Cara Membuat dan Aktivasi IKD
Berikut langkah lengkap membuat IKD terbaru 2026:
1. Download Aplikasi IKD
Unduh aplikasi resmi “Identitas Kependudukan Digital” melalui Google Play Store atau App Store.
2. Isi Data Diri
Masukkan:
NIK
Email aktif
Nomor handphone
Setelah itu klik “Verifikasi Data”.
3. Lakukan Verifikasi Wajah
Pengguna diminta mengambil foto selfie untuk proses face recognition atau pencocokan biometrik wajah.
4. Datang ke Dukcapil untuk Scan QR Code
Tahap ini masih wajib dilakukan secara langsung di kantor Dukcapil atau layanan aktivasi IKD yang disediakan pemerintah daerah. Petugas akan membantu proses pemindaian QR Code untuk aktivasi akun.
5. Aktivasi Akun
Kode aktivasi akan dikirim melalui email. Setelah itu:
•Masukkan kode aktivasi
•Isi captcha
•Buat PIN keamanan
Jika berhasil, IKD langsung aktif dan dapat digunakan.
Apakah Aktivasi IKD Wajib?
Pemerintah menyebut penerapan IKD dilakukan secara bertahap dan saat ini belum sepenuhnya menggantikan KTP fisik. Namun, penggunaan IKD mulai diperluas dalam berbagai layanan publik dan administrasi pemerintahan.

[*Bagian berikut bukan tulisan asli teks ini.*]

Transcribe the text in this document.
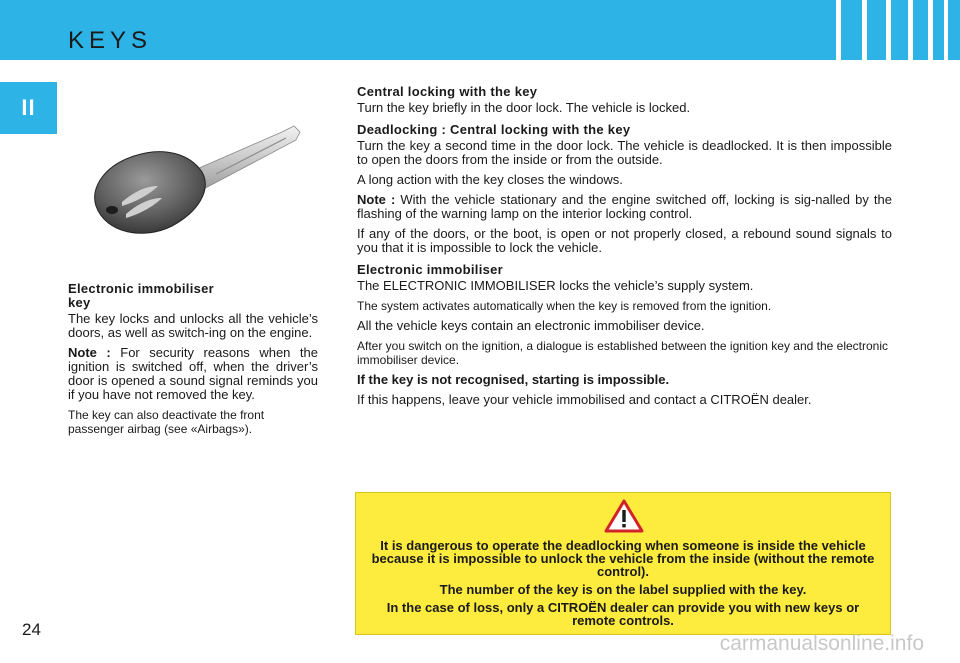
KEYS
II
Electronic immobiliser
key

The key locks and unlocks all the vehicle’s doors, as well as switch-ing on the engine.

Note : For security reasons when the ignition is switched off, when the driver’s door is opened a sound signal reminds you if you have not removed the key.

The key can also deactivate the front passenger airbag (see «Airbags»).

Central locking with the key

Turn the key briefly in the door lock. The vehicle is locked.

Deadlocking : Central locking with the key

Turn the key a second time in the door lock. The vehicle is deadlocked. It is then impossible to open the doors from the inside or from the outside.

A long action with the key closes the windows.

Note : With the vehicle stationary and the engine switched off, locking is sig-nalled by the flashing of the warning lamp on the interior locking control.

If any of the doors, or the boot, is open or not properly closed, a rebound sound signals to you that it is impossible to lock the vehicle.

Electronic immobiliser

The ELECTRONIC IMMOBILISER locks the vehicle’s supply system.

The system activates automatically when the key is removed from the ignition.

All the vehicle keys contain an electronic immobiliser device.

After you switch on the ignition, a dialogue is established between the ignition key and the electronic immobiliser device.

If the key is not recognised, starting is impossible.

If this happens, leave your vehicle immobilised and contact a CITROËN dealer.

It is dangerous to operate the deadlocking when someone is inside the vehicle because it is impossible to unlock the vehicle from the inside (without the remote control).

The number of the key is on the label supplied with the key.

In the case of loss, only a CITROËN dealer can provide you with new keys or remote controls.

24
carmanualsonline.info
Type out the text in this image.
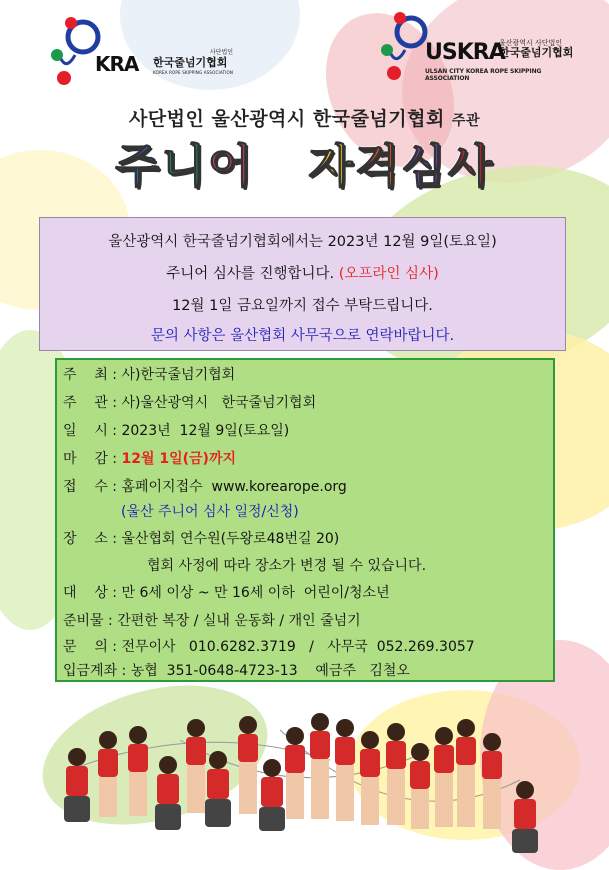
KRA	사단법인
한국줄넘기협회
KOREA ROPE SKIPPING ASSOCIATION
USKRA
울산광역시 사단법인
한국줄넘기협회
ULSAN CITY KOREA ROPE SKIPPING ASSOCIATION
사단법인 울산광역시 한국줄넘기협회 주관
주니어 자격심사
울산광역시 한국줄넘기협회에서는 2023년 12월 9일(토요일)
주니어 심사를 진행합니다. (오프라인 심사)
12월 1일 금요일까지 접수 부탁드립니다.
문의 사항은 울산협회 사무국으로 연락바랍니다.
주    최 : 사)한국줄넘기협회
주    관 : 사)울산광역시   한국줄넘기협회
일    시 : 2023년  12월 9일(토요일)
마    감 : 12월 1일(금)까지
접    수 : 홈페이지접수  www.korearope.org
(울산 주니어 심사 일정/신청)
장    소 : 울산협회 연수원(두왕로48번길 20)
협회 사정에 따라 장소가 변경 될 수 있습니다.
대    상 : 만 6세 이상 ~ 만 16세 이하  어린이/청소년
준비물 : 간편한 복장 / 실내 운동화 / 개인 줄넘기
문    의 : 전무이사   010.6282.3719   /   사무국  052.269.3057
입금계좌 : 농협  351-0648-4723-13    예금주   김철오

Di sejumlah daerah, aktivasi IKD bahkan mulai menjadi syarat pendukung dalam pengurusan administrasi tertentu, termasuk layanan Dukcapil dan pendaftaran sekolah. Hal ini membuat masyarakat dianjurkan segera melakukan aktivasi agar tidak terkendala ke depan.
Kelebihan IKD
IKD memiliki sejumlah manfaat, antara lain:
•Praktis karena dokumen tersimpan di HP
•Mengurangi penggunaan fotokopi dokumen
•Mempermudah akses layanan publik
•Data lebih aman dengan PIN dan QR dinamis
•Mempercepat verifikasi identitas digital
QR Code pada aplikasi IKD juga memiliki masa berlaku singkat sehingga dinilai lebih aman dari penyalahgunaan data.
Waspada Penipuan Aktivasi IKD
Masyarakat diminta berhati-hati terhadap modus penipuan yang mengatasnamakan Dukcapil. Aktivasi resmi IKD dilakukan melalui aplikasi resmi dan verifikasi langsung di kantor Dukcapil, bukan lewat telepon atau tautan mencurigakan.
Jika menerima panggilan yang meminta data pribadi, OTP, atau transfer uang terkait IKD, masyarakat disarankan segera menghubungi Dukcapil resmi di daerah masing-masing.